Drinks writer Peter Ranscombe selects five wines to go with wild mushrooms.

FEW ingredients are as versatile as mushrooms, offering plenty of pairing opportunities, from crisp whites that cut through sauces and creamy chardonnay that accentuates buttery accompaniments all the way through to fresh and fruity reds for meatier dishes.

Check out the wild mushroom recipes in the October 2018 issue of Scottish Field magazine and the full wine matches below

Abbotts & Delaunay Fruits Sauvage Sauvignon Blanc, 2017
Crisp, citrus-focused sauvignon blanc pairs nicely with lighter mushroom dishes. I was really impressed with this fresh sauvignon, which was made with grapes grown in the Aude, Gard and Hérault regions in the South of France. It’s got good structure, but enough fruity flavours to balance its acidity.

Zapallares Reserva Riesling, 2017
When you want a refreshing white to cut through a rich sauce then riesling is a great contender. The grape is most famous for being grown in Germany and Austria, but it’s well-worth exploring some of its new world incarnations too, such as this example from the Casablanca valley in Chile. Like the sauvignon blanc, there’s a great balance between the acidity and the fruit, which here focuses around grapefruit flavours.

Elephant Hill Estate Chardonnay, 2015
Corney & Barrow
Buttery chardonnay will nicely complement the butter in your frying pan, making for an even richer combination.

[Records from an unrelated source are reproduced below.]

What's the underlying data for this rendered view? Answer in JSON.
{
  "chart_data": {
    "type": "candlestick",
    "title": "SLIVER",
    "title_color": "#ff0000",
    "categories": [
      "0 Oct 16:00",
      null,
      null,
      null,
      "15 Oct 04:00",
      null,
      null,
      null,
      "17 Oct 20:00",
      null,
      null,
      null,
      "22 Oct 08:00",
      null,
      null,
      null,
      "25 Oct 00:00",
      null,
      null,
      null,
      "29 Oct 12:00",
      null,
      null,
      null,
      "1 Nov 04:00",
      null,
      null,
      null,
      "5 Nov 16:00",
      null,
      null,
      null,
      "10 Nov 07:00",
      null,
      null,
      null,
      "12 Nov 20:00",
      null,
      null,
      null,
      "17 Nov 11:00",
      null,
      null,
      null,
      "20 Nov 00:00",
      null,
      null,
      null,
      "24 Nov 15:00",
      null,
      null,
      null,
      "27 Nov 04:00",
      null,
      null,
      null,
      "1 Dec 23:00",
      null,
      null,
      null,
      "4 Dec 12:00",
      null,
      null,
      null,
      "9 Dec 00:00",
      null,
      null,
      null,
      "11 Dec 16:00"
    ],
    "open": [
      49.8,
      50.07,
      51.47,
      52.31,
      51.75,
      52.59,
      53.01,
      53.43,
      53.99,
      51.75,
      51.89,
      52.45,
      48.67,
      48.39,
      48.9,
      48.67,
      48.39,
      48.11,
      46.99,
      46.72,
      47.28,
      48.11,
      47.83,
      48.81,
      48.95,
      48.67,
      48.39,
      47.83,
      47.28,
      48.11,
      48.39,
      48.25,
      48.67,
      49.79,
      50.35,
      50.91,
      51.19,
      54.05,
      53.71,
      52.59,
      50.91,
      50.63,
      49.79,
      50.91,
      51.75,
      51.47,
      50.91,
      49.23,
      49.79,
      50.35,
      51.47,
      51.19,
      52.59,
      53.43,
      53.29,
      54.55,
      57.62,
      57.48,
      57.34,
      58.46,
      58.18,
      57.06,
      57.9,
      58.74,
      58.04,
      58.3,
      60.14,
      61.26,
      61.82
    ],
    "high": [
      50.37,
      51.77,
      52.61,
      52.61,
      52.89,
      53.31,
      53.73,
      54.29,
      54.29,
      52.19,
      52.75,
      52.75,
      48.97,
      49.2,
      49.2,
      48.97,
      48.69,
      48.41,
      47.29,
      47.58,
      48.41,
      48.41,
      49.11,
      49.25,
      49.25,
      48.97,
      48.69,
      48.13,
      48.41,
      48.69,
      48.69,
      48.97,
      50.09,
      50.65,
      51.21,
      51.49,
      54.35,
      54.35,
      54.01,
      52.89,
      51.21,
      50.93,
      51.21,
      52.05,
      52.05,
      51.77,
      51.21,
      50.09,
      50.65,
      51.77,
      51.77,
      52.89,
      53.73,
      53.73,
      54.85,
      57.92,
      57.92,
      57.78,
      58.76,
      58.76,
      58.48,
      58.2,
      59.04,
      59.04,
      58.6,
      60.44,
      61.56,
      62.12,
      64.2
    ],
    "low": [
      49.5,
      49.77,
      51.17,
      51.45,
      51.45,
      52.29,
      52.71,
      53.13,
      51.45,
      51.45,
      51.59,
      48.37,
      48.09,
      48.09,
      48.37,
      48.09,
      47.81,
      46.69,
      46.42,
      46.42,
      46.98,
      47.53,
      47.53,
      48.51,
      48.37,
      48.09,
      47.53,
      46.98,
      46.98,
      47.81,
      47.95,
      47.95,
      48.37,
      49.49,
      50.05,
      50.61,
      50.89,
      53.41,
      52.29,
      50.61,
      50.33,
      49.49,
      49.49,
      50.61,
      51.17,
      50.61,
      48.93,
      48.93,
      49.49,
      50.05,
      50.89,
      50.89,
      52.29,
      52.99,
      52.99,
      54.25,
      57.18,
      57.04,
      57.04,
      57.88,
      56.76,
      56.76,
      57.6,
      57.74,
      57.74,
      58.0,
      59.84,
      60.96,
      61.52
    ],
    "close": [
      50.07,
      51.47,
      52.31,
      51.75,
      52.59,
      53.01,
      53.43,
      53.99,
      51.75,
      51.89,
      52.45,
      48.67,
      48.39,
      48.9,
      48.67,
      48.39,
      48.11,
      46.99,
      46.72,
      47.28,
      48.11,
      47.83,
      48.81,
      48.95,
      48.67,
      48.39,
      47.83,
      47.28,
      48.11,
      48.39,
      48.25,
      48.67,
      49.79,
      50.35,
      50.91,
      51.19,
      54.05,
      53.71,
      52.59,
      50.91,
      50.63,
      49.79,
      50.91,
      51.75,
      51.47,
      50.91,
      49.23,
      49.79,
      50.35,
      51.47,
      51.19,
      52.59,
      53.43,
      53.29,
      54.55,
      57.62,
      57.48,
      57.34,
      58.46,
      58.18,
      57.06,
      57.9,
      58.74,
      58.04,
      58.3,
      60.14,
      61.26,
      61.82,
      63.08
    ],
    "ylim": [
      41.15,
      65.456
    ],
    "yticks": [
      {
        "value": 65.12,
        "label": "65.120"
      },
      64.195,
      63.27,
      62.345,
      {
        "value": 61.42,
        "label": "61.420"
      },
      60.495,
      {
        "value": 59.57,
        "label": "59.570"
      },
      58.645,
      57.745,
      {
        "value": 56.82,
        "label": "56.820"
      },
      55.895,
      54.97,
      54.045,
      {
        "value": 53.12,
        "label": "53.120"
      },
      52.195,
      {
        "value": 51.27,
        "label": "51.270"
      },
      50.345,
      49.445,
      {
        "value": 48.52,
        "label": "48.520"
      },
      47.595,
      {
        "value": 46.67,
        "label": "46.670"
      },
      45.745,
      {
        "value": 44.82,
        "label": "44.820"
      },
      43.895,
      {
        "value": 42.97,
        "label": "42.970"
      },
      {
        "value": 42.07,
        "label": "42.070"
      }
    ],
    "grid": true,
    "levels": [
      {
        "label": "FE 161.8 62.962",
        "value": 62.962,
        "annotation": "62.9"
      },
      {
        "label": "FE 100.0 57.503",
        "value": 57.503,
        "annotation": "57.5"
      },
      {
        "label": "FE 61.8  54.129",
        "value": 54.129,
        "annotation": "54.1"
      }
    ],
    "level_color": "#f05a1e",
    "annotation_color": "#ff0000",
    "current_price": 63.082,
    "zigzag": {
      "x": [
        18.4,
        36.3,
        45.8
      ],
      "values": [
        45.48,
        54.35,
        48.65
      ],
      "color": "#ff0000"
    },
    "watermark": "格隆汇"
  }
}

It’s never good when smoky or buttery flavours over-power a wine, but this chardonnay from Elephant Hill in New Zealand strikes the right balance. It was one of the stars of the show for me at a recent tasting of the winery’s bottles, alongside its delicious syrah.

Montes Outer Limits Old Roots Itata Cinsault, 2017
Exel Wines
The savoury notes in his Chilean red will work beautifully with the earthy flavours of wild mushrooms. Cinsault isn’t often seen as a standalone grape variety, usually making its way into blends in the South of France, but more and more producers in South Africa and here in Chile are producing interesting examples. Aurelio Montes’s wines from Chile are consistently reliable, as are those made by his son, Aurelio Junior, across the Andes in Argentina.

La Vierge, Pinot Noir, Hemel En Aarde, South Africa, 2012
Superbly-balanced woodsmoke, cranberry and redcurrant to accompany the most elegant dishes. Splashing out on pinor noir is always a treat and this South African sample comes complete with fresh red berry flavours and sweet and nutty touches of caramel. This pinot noir comes from Winebuyers, a new website that allows customers to buy bottles from a selection of around 30,000 bottles made by producers in nearly 40 countries – a breath-taking range, and well worth a look.